Nelle mie piene facoltà scrivo che ogni mio avere e ogni mio sforzo sarà dato alla mia Padrona che lo userà come più le aggrada.”L’ho conosciuta una domenica d’autunno, nel parco vicino a quella buffa gelateria.
Mi ha chiesto di prenderle dell’acqua alla fontanella, non voleva alzarsi, ma questo non me lo disse.
Io ero già in piedi, passavo di li di corsa.
Gliela riportati.
Parlammo.
La mia sessione di allenamento finì li, perché quella buffa gelateria guadagnò qualcosa da me.La mia Padrona Lisanne mi faceva venire due volte a settimana, per pulirle la casa.
Mi ricordo di una volta quando le chiesi dove fosse la tazza da té, mi chiese di prepararglielo, lei mi rispose di cercarla, perché la casa era sua da poco.

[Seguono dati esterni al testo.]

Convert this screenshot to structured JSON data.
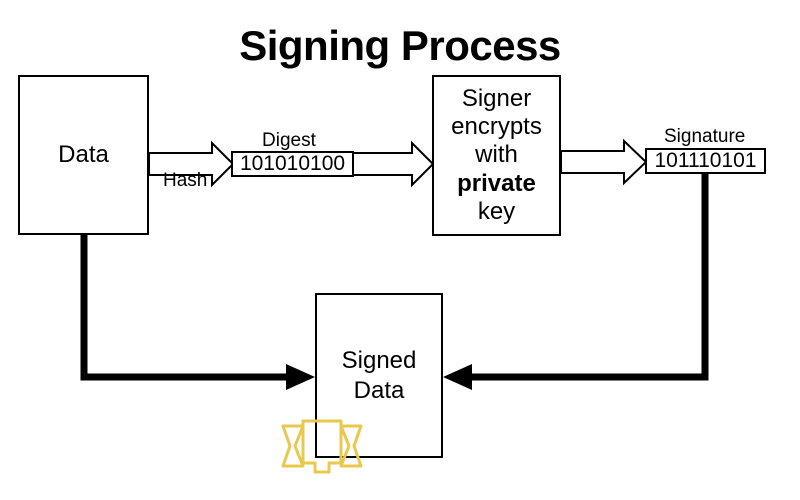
{
  "diagram": {
    "title": "Signing Process",
    "background_color": "#ffffff",
    "stroke_color": "#000000",
    "watermark_color": "#e9c84e",
    "nodes": {
      "data": {
        "label": "Data"
      },
      "digest": {
        "caption": "Digest",
        "value": "101010100"
      },
      "signer": {
        "line1": "Signer",
        "line2": "encrypts",
        "line3": "with",
        "line4": "private",
        "line5": "key"
      },
      "signature": {
        "caption": "Signature",
        "value": "101110101"
      },
      "signed_data": {
        "line1": "Signed",
        "line2": "Data"
      }
    },
    "edges": {
      "hash_label": "Hash"
    },
    "watermark": {
      "icon": "ribbon-banner-logo"
    }
  }
}
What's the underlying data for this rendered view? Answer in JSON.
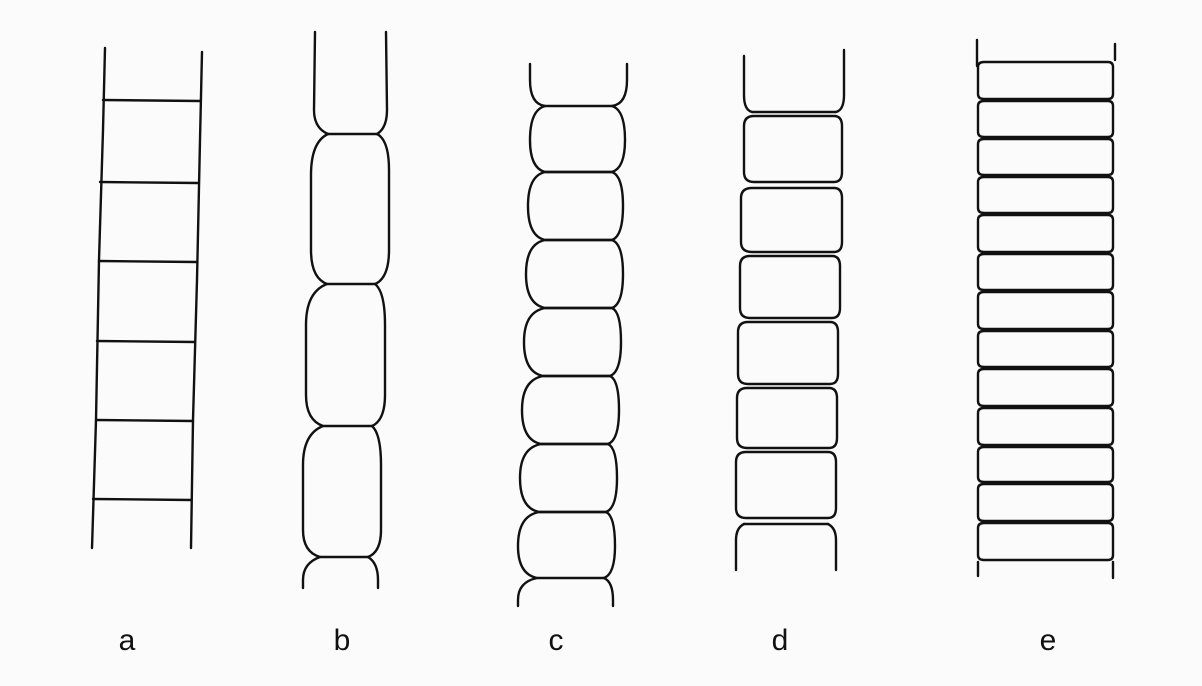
{
  "colors": {
    "background": "#fbfbfb",
    "line": "#111111"
  },
  "panels": [
    {
      "id": "a",
      "label": "a"
    },
    {
      "id": "b",
      "label": "b"
    },
    {
      "id": "c",
      "label": "c"
    },
    {
      "id": "d",
      "label": "d"
    },
    {
      "id": "e",
      "label": "e"
    }
  ]
}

Non sapevo cosa volesse intendere.
Le preparai anche da mangiare ogni volta che andavo per pulire, dicevo.
Lei gelida non mi degnava di un’attenzione.Ero stato promosso, così disse.
Ora dovevo andare da lei ogni giorno; “si è liberato un posto” così disse.
Non sapevo cosa intendesse, ma mi andava bene.
Ogni giorno dovevo andare da lei e cucinarle e pulire e accudirla e viziarla e stare anche li fermo senza far niente, con la sua borsetta appesa al braccio e il suo cappotto all’altro braccio.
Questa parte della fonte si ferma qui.